Q: What data consistency model does Amazon S3 employ?
Amazon S3 buckets in all Regions provide read-after-write consistency for PUTS of new objects and eventual consistency for overwrite PUTS and DELETES.
...and that's about all there is, as far as official statements on the consistency model.
However, I would suggest that the remainder can be extrapolated with a reasonable degree of certainty from this, along with assumptions we can reasonably make, plus some additional general insights into the inner workings of S3.
For example, we know that S3 does not actually store the objects in a hierarchical structure, yet:
Amazon S3 maintains an index of object key names in each AWS region. Object keys are stored lexicographically across multiple partitions in the index.
http://docs.aws.amazon.com/AmazonS3/latest/dev/request-rate-perf-considerations.html
This implies that S3 has at least two discrete major components, a backing store where the data is persisted, and an index of keys pointing to locations in the backing store. We also know that both of then are distributed across multiple availability zones and thus both of them are replicated.
The fact that the backing store is separate from the index is not a foregone conclusion until you remember that storage classes are selectable on a per-object basis, which almost necessarily means that the index and the data are stored separately.
From the fact that overwrite PUT
operations are eventually-consistent, we can conclude that even in a non-versioned bucket, an overwrite is not in fact an overwrite of the backing store, but rather an overwrite of the index entry for that object's key, and an eventual freeing of the space in the backing store that's no longer referenced by the index.

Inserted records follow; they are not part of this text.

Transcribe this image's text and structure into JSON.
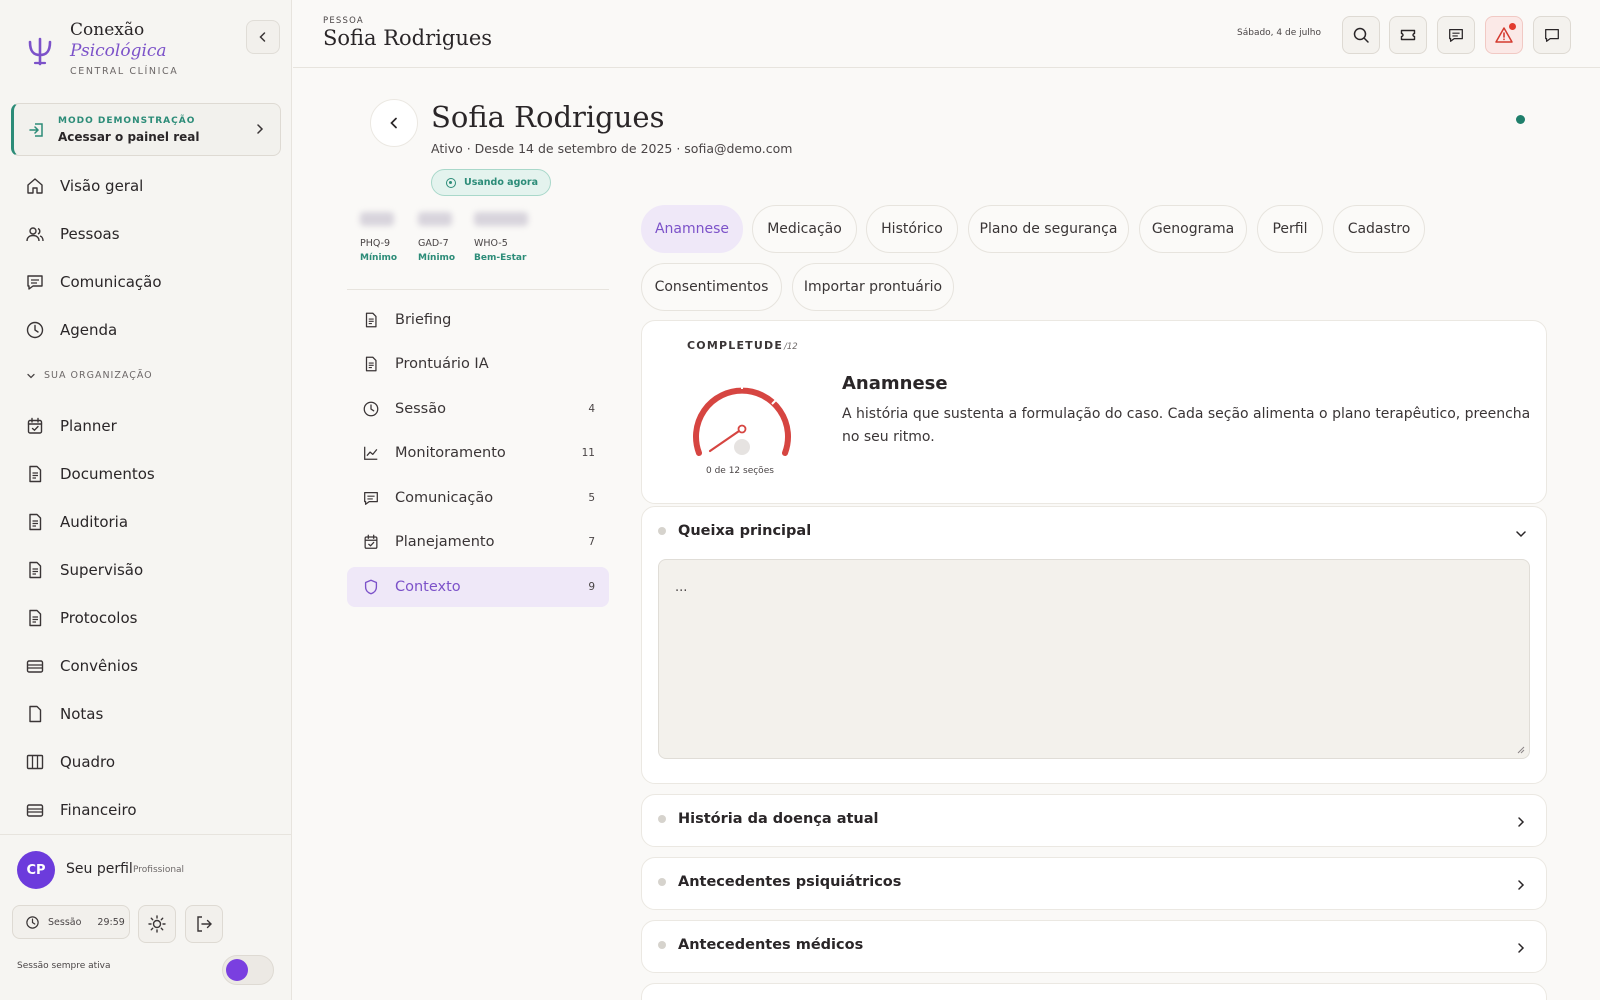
{
  "brand": {
    "name_line1": "Conexão",
    "name_line2": "Psicológica",
    "subtitle": "CENTRAL CLÍNICA"
  },
  "demo": {
    "tag": "MODO DEMONSTRAÇÃO",
    "text": "Acessar o painel real"
  },
  "nav": {
    "primary": [
      {
        "label": "Visão geral",
        "icon": "home-icon"
      },
      {
        "label": "Pessoas",
        "icon": "users-icon"
      },
      {
        "label": "Comunicação",
        "icon": "message-icon"
      },
      {
        "label": "Agenda",
        "icon": "clock-icon"
      }
    ],
    "section_title": "SUA ORGANIZAÇÃO",
    "org": [
      {
        "label": "Planner",
        "icon": "calendar-check-icon"
      },
      {
        "label": "Documentos",
        "icon": "document-icon"
      },
      {
        "label": "Auditoria",
        "icon": "document-icon"
      },
      {
        "label": "Supervisão",
        "icon": "document-icon"
      },
      {
        "label": "Protocolos",
        "icon": "document-icon"
      },
      {
        "label": "Convênios",
        "icon": "card-icon"
      },
      {
        "label": "Notas",
        "icon": "note-icon"
      },
      {
        "label": "Quadro",
        "icon": "board-icon"
      },
      {
        "label": "Financeiro",
        "icon": "card-icon"
      }
    ]
  },
  "profile": {
    "initials": "CP",
    "name": "Seu perfil",
    "role": "Profissional",
    "session_label": "Sessão",
    "session_time": "29:59",
    "always_active_label": "Sessão sempre ativa"
  },
  "topbar": {
    "tag": "PESSOA",
    "title": "Sofia Rodrigues",
    "date": "Sábado, 4 de julho"
  },
  "person": {
    "name": "Sofia Rodrigues",
    "meta": "Ativo · Desde 14 de setembro de 2025 · sofia@demo.com",
    "status": "Usando agora"
  },
  "scores": [
    {
      "name": "PHQ-9",
      "level": "Mínimo"
    },
    {
      "name": "GAD-7",
      "level": "Mínimo"
    },
    {
      "name": "WHO-5",
      "level": "Bem-Estar"
    }
  ],
  "subnav": [
    {
      "label": "Briefing",
      "count": "",
      "icon": "document-icon"
    },
    {
      "label": "Prontuário IA",
      "count": "",
      "icon": "document-icon"
    },
    {
      "label": "Sessão",
      "count": "4",
      "icon": "clock-icon"
    },
    {
      "label": "Monitoramento",
      "count": "11",
      "icon": "chart-line-icon"
    },
    {
      "label": "Comunicação",
      "count": "5",
      "icon": "message-icon"
    },
    {
      "label": "Planejamento",
      "count": "7",
      "icon": "calendar-check-icon"
    },
    {
      "label": "Contexto",
      "count": "9",
      "icon": "shield-icon"
    }
  ],
  "tabs": [
    "Anamnese",
    "Medicação",
    "Histórico",
    "Plano de segurança",
    "Genograma",
    "Perfil",
    "Cadastro",
    "Consentimentos",
    "Importar prontuário"
  ],
  "completeness": {
    "tag": "COMPLETUDE",
    "total_label": "/12",
    "title": "Anamnese",
    "description": "A história que sustenta a formulação do caso. Cada seção alimenta o plano terapêutico, preencha no seu ritmo.",
    "caption": "0 de 12 seções",
    "completed": 0,
    "total": 12
  },
  "sections": {
    "open": {
      "title": "Queixa principal",
      "placeholder": "..."
    },
    "collapsed": [
      "História da doença atual",
      "Antecedentes psiquiátricos",
      "Antecedentes médicos"
    ]
  },
  "colors": {
    "accent": "#7c52c9",
    "teal": "#2c8c78",
    "danger": "#e23b2e",
    "gauge": "#d64541"
  }
}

The implication I see in these assertions is that the indexes are replicated and it's possible for a read-after-overwrite (or delete) to hit a replica of the index that does not yet reflect the most recent overwrite... but when a read encounters a "no such key" condition in its local index, the system pursues more resource-intensive path of interrogating the "master" index (whatever that may actually mean in the architecture of S3) to see if such an object really does exist, but the local index replica simply hasn't learned of it yet.
Since the first GET
of a new object that has not replicated to the appropriate local index replica is almost certainly a rare occurrence, it is reasonable to expect that the architects of S3 made this allowance for a higher cost "discovery" operation to improve the user experience, when a node in the system believes this may be the condition it is encountering.
From all of this, I would suggest that the most likely behavior you would experience would be this:
GET
without a versionId on a versioned object after an overwrite PUT
would be eventually-consistent, since the node servicing the read request would not encounter the No Such Key condition, and would therefore not follow the theoretical higher-cost "discovery" model I speculated above.
GET
with an explicit request for the newest versionId would be immediately consistent on an overwrite PUT
, since the reading node would likely launch the high-cost strategy to obtain upstream confirmation of whether its index reflected all the most-current data, although of course the condition here would be No Such Version, rather than No Such Key.
I know speculation is not what you were hoping for, but absent documented confirmation or empirical (or maybe some really convincing anecdotal) evidence to the contrary, I suspect this is the closest we can come to drawing credible conclusions based on the publicly-available information about the S3 platform.
Upvotes: 4
Reputation: 10566
I would not assume anything.
What I would do is capture the versionid (returned in x-amz-version-id header) from the PUT request and issue a GET (or even better HEAD) to ensure that the object was indeed persisted and is visible in S3.
Upvotes: 0